A powerful panel of state lawmakers on Wednesday grilled Wisconsin Attorney General Brad Schimel for 2-1/2 hours on matters including the oversight of untested kits of sexual assault evidence, his purchase of $10,000 worth of coins and the work of the state’s solicitor general.
Schimel addressed the Joint Committee on Finance as part of a three-day marathon of agency briefings in Madison to answer lawmakers’ questions about the state’s next budget.
Both Republican and Democratic lawmakers questioned Schimel about a reported backlog in the processing of sexual-assault kits. A USA Today report found that in 2015 there were 70,000 untested kits. In 2014, 6,000 kits in Wisconsin remained untested.
Committee co-chair state Sen. Alberta Darling, R-River Hills, asked how Schimel was handling those kits and how long it would take to process them.
“Some have characterized this as a backlog problem,” said Schimel. “There is not a backlog problem.”
He noted that the 6,000 kits had never been submitted to the state’s crime lab — for possibly valid reasons, including that prosecutors might be holding off because a suspect had confessed or a victim had chosen not to go forward with pressing charges.
“We should never, never go forward and test something from somebody’s body unless they give consent,” he said.
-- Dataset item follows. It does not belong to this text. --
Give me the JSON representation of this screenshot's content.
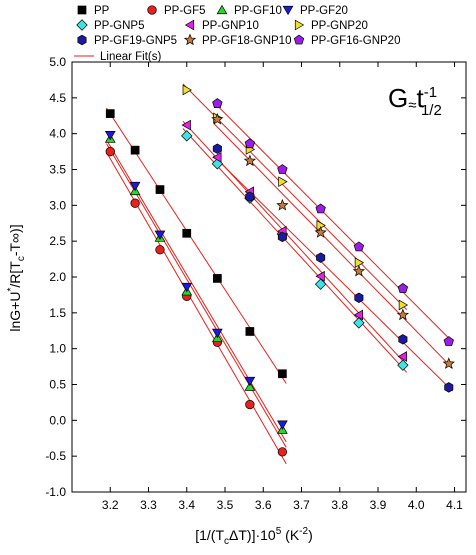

State Rep. Katrina Shankland, D-Stevens Point, also asked questions about the kits, but criticized Schimel for a recent settlement reached with 3M over pollution violations. She noted that Schimel stated in response to a previous question that the state was “cooperating with 3M.”
“So you’re sending the message to polluters in Wisconsin that under your administration, polluters don’t have to pay — they get a deal,” Shankland said.
Schimel responded that cooperation requires mutual agreement and that he considered the settlement a victory because it encourages firms to submit reports on themselves.
Shankland also criticized the recently created solicitor general’s office, which Schimel oversees, noting that the five attorneys in that office have either filed or joined lawsuits challenging the federal government.
“Do you think that this is a good use of taxpayer money?”
Schimel responded that the solicitor general’s office also handles high-stakes lawsuits involving the state, including arguing before the U.S. Supreme Court on behalf of the Legislature.
Shankland and other Democratic lawmakers also grilled Schimel over his purchase of $10,000 worth of coins emblazoned with the slogan “Kick Ass Every Day” and the department’s hiring of a private law firm to handle the appeal of a federal court decision in a redistricting lawsuit.
The Associated Press also contributed to this report.